HUKUKİ DEĞERLENDİRME:
Dava dosyasının incelenmesinden; dava konusu taşınmazın değer kaybının tespiti amacıyla …Asliye Hukuk Mahkemesinde açılan dava dosyasında, keşif yapılarak bilirkişi raporu düzenlendiği ve İdare Mahkemesince iş bu raporun hükme esas alındığı ve hükme esas alınan söz konusu bilirkişi raporunda; “dava konusu taşınmaz ile emsal taşınmazların ayrı ayrı mukayesesi, cinsi, nevi ve kıymetine tesir edebilecek bütün vasıf ve unsurlar göz önününe alınarak taşınmaza en yakın emsal taşınmazın 4 numaralı taşınmaz olduğu ve söz konusu emsal taşınmazın davaya konu taşınmazdan %20 daha değerli olduğu görüşüyle dava konusu taşınmazın m2 birim fiyatının 120,42-TL olarak belirlendiği, buna göre taşınmazda oluşan %10’luk değer kaybı bedelinin 543.98 M2*120,42-TL/*%10=6.550,61-TL olduğu, sonuç olarak betonarme istinat duvarı bedeli ile değer kaybı bedeli olmak üzere toplamı 46.034,95-TL + 6.550,61-TL = 52.585,56-TL olarak” hesaplandığı, davacının 02/06/2014 havale tarihli miktar artırım dilekçesi ile talebini 52.585,56 TL’ye yükselttiği ve İdare Mahkemesince, bu miktara adli yargıda dava açma tarihinden itibaren işleyecek yasal faizi ile birlikte hükmedildiği görülmüştür.

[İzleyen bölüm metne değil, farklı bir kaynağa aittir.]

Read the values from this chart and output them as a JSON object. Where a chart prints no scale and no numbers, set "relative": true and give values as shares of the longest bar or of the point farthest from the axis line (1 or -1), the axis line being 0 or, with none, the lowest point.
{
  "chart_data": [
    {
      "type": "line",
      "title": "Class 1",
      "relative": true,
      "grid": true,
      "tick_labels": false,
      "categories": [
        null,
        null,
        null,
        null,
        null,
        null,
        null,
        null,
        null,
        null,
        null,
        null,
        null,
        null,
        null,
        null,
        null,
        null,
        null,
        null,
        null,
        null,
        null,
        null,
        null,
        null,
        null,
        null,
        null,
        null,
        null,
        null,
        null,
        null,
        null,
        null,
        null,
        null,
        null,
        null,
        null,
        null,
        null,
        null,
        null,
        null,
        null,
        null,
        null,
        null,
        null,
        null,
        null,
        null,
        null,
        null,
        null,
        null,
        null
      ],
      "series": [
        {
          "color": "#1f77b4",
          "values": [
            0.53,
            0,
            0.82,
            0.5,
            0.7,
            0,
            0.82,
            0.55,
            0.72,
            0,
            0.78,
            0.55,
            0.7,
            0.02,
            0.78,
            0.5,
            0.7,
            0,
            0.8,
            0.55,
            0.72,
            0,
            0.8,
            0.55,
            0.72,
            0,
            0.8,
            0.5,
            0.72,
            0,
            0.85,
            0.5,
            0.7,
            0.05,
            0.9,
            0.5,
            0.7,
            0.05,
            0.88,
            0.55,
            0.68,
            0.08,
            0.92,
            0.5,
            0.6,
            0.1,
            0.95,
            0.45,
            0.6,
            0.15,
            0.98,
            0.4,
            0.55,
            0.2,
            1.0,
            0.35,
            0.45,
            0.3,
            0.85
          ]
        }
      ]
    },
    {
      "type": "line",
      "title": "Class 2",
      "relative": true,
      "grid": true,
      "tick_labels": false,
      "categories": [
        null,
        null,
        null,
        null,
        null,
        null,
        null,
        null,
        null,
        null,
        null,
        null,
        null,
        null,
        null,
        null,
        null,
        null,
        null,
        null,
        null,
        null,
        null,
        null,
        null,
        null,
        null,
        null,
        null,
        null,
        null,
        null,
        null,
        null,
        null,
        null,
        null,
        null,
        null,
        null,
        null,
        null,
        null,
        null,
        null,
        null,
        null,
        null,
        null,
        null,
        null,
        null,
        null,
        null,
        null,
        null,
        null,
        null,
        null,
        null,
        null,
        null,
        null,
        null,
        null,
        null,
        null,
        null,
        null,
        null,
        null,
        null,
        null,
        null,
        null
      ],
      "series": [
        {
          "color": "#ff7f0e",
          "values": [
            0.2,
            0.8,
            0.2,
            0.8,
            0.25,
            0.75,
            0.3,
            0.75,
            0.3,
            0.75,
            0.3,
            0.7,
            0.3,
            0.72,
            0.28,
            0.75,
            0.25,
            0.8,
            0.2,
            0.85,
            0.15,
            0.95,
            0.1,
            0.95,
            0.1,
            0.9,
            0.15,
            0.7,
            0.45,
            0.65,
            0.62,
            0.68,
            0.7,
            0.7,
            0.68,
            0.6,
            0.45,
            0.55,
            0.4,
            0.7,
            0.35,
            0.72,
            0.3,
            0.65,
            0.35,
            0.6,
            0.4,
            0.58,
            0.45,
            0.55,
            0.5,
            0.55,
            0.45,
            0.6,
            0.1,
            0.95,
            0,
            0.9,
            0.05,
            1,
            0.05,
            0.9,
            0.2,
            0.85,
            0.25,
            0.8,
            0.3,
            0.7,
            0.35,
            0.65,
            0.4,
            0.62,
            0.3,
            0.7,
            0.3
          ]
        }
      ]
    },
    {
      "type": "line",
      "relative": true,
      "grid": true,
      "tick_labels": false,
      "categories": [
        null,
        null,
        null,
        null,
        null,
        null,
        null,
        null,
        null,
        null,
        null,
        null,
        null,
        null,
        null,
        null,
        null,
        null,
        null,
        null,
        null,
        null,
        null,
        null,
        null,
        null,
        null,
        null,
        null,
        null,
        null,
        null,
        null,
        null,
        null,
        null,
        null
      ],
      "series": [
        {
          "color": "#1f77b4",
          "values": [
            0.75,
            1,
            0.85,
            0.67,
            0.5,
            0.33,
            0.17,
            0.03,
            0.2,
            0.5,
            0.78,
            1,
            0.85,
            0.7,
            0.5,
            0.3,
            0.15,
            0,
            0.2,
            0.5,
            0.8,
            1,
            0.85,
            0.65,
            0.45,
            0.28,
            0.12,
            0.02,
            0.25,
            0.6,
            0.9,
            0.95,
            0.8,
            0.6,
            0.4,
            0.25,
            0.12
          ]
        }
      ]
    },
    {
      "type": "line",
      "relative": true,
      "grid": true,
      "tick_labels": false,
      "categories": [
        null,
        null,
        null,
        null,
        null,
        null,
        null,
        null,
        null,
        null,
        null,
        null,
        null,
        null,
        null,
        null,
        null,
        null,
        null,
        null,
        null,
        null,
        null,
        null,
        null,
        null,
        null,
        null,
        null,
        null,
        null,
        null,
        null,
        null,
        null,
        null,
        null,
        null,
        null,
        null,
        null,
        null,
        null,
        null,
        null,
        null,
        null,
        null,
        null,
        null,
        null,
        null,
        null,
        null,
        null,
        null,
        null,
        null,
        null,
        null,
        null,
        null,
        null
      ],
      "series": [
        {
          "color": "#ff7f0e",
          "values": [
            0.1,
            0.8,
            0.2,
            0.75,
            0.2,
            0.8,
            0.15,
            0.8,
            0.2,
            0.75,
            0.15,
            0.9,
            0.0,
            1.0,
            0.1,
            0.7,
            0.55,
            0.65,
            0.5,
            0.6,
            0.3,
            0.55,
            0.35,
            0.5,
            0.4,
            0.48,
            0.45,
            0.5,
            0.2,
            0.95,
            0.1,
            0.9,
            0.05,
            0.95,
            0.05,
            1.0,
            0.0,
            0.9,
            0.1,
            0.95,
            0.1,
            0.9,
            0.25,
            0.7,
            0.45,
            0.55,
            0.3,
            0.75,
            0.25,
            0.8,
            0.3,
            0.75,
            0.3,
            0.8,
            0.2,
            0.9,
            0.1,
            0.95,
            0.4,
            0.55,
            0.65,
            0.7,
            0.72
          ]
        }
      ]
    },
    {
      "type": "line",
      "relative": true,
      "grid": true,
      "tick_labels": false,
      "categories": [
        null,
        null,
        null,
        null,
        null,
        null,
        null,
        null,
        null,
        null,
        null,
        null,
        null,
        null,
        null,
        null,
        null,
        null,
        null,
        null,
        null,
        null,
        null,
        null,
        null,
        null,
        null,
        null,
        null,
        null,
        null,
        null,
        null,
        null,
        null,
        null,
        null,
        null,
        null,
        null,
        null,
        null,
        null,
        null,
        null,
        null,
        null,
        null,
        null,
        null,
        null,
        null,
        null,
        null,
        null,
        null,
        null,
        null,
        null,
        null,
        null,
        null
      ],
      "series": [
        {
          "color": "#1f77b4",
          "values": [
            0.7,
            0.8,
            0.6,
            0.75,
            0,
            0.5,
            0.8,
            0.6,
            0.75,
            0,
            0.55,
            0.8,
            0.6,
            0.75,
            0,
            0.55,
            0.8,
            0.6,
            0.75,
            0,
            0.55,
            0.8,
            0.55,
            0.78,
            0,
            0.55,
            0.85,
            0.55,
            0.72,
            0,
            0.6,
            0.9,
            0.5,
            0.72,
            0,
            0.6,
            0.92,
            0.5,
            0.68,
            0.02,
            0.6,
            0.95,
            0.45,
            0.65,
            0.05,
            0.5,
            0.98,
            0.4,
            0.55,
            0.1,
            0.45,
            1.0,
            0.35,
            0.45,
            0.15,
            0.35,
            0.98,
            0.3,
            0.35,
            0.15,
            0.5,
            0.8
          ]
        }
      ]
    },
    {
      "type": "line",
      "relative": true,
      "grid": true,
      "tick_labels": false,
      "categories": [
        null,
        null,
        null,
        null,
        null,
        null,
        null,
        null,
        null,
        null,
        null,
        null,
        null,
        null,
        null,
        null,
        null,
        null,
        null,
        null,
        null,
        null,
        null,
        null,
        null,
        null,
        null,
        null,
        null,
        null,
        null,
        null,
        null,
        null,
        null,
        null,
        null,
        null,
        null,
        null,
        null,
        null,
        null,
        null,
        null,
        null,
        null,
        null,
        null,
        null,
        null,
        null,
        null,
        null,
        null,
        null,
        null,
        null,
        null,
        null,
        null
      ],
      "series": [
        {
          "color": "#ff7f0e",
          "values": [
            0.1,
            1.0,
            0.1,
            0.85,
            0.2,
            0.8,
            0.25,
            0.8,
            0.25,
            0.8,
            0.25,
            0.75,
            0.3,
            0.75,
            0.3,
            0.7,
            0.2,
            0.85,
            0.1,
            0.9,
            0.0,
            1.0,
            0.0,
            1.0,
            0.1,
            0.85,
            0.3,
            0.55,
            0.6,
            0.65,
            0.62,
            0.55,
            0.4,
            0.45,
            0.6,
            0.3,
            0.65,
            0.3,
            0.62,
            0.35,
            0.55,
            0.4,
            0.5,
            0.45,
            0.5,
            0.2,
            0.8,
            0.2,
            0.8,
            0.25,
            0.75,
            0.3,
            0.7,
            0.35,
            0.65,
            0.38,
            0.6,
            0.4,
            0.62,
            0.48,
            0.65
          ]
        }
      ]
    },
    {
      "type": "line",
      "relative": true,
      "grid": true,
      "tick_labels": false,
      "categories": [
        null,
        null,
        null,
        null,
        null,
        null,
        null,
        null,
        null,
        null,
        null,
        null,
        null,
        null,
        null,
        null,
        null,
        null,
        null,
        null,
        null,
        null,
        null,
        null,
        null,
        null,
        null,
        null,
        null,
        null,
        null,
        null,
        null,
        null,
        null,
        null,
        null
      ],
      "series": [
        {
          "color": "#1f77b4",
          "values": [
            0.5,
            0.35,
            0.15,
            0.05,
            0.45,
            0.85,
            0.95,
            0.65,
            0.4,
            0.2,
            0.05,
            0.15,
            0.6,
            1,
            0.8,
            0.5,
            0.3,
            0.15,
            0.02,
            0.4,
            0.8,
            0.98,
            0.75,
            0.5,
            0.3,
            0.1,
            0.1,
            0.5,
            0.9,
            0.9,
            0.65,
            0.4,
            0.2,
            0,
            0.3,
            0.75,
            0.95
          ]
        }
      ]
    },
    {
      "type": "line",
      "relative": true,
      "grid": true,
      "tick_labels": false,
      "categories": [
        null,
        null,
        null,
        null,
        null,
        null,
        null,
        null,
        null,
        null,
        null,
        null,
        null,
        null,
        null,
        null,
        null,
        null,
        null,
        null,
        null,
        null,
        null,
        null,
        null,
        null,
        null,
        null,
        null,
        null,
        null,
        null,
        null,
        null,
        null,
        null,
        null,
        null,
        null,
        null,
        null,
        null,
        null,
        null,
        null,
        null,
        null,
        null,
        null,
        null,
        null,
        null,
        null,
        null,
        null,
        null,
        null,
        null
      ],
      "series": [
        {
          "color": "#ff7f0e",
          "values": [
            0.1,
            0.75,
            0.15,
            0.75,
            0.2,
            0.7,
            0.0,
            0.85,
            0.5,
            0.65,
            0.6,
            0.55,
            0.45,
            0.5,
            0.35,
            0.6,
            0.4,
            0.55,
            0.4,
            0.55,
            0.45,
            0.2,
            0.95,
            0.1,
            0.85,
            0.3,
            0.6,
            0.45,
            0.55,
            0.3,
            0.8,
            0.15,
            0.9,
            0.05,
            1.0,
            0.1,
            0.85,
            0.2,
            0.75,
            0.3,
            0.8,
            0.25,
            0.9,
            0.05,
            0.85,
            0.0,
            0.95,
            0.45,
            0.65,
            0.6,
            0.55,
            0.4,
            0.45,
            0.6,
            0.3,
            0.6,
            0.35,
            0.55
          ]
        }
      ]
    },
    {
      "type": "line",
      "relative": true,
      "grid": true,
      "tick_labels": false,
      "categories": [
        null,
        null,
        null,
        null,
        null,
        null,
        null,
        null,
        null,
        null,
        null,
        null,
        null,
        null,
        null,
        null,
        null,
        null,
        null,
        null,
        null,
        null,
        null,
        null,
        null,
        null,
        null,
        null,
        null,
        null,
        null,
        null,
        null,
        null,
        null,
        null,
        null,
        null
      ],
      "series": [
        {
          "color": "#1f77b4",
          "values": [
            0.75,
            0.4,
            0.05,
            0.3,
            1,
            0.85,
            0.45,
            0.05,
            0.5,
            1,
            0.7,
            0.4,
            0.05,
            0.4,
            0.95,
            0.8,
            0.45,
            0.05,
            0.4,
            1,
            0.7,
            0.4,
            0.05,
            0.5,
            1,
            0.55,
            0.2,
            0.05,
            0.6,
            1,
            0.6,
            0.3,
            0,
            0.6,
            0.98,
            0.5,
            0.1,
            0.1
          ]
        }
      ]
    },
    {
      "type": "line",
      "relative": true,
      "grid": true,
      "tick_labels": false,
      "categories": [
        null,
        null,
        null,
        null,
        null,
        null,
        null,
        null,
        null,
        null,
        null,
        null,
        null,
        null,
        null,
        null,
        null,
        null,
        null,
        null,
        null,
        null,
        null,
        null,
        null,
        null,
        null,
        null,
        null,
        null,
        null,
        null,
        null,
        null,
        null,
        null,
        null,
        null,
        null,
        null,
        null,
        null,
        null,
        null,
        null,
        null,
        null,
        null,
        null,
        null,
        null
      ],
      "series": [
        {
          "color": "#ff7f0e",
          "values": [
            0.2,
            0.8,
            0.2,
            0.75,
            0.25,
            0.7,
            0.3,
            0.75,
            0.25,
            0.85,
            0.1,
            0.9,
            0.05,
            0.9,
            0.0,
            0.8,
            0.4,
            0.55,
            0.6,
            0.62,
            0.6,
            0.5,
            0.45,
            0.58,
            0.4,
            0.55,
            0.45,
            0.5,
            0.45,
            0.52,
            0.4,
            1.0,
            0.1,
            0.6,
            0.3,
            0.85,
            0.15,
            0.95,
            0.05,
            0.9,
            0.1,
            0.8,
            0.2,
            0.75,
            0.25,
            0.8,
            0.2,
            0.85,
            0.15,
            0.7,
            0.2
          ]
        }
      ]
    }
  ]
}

Bilirkişi raporunun tetkikinden; dava konusu taşınmazın m² birim fiyatı belirlenirken aynı bölgede yer alan taşınmazlara ilişkin satışların dikkate alınmadığı, emsal alınan taşınmazlar ile dava konusu taşınmazın benzer ve farklı yönlerinin neler olduğu açıkça belirtilmeden m² birim fiyatı belirlenerek taşınmazın değer kaybının hesaplandığı, ayrıca yol yapım çalışması sonucu o bölgede ki taşınmazlarda, genişletilmiş Van-Bitlis Karayolu nedeniyle herhangi bir değer artışı olup olmadığı araştırılmaksızın zarar hesabı yapıldığı, öte yandan yol yapım çalışması nedeniyle taşınmazda ulaşım, görünüm ve estetik, çevre emniyeti, doğal afetler, gürültü kirliliği ile bölgedeki taşınmazların satış arz ve talep dengesi, satış süresi gibi hususların hangi oranlarda taşınmazda değer azalışına neden olduğu tespit edilmeksizin rapor tanzim edildiği anlaşılmıştır.
Bu itibarla, uyuşmazlık konusu olayda öncelikle kusursuz sorumluluk hallerinin bulunup bulunmadığı, herhangi bir zarar söz konusu ise zararın özel ve olağan dışı bir zarar olup olmadığı, belirtilen nitelikte bir zarar var ise taşınmazda değer kaybı oluşup oluşmadığı ve kaybın hangi miktarda olduğunun aralarında yüksek inşaat mühendisi ve emlak değerleme uzmanının da yer aldığı bir bilirkişi heyetince yapılacak inceleme sonucunda, yukarıda belirtilen hususlar çerçevesinde incelenerek belirlenmesi ve buna göre bir karar verilmesi gerekirken, aksi yönde verilen İdare Mahkemesi kararında hukuki isabet görülmemiştir.
KARAR SONUCU :
Açıklanan nedenlerle;
1. Davalı idarenin temyiz isteminin kabulüne,
2. Davanın kabulüne ilişkin temyize konu … İdare Mahkemesinin … tarih ve E:…, K:… sayılı kararının BOZULMASINA,
3. Yeniden bir karar verilmek üzere dosyanın anılan Mahkemeye gönderilmesine,
4. 2577 sayılı Kanun’un (Geçici 8. maddesi uyarınca uygulanmasına devam edilen) 54. maddesinin birinci fıkrası uyarınca bu kararın tebliğ tarihini izleyen günden itibaren onbeş gün içinde karar düzeltme yolu açık olmak üzere, 23/09/2020 tarihinde oy birliğiyle karar verildi.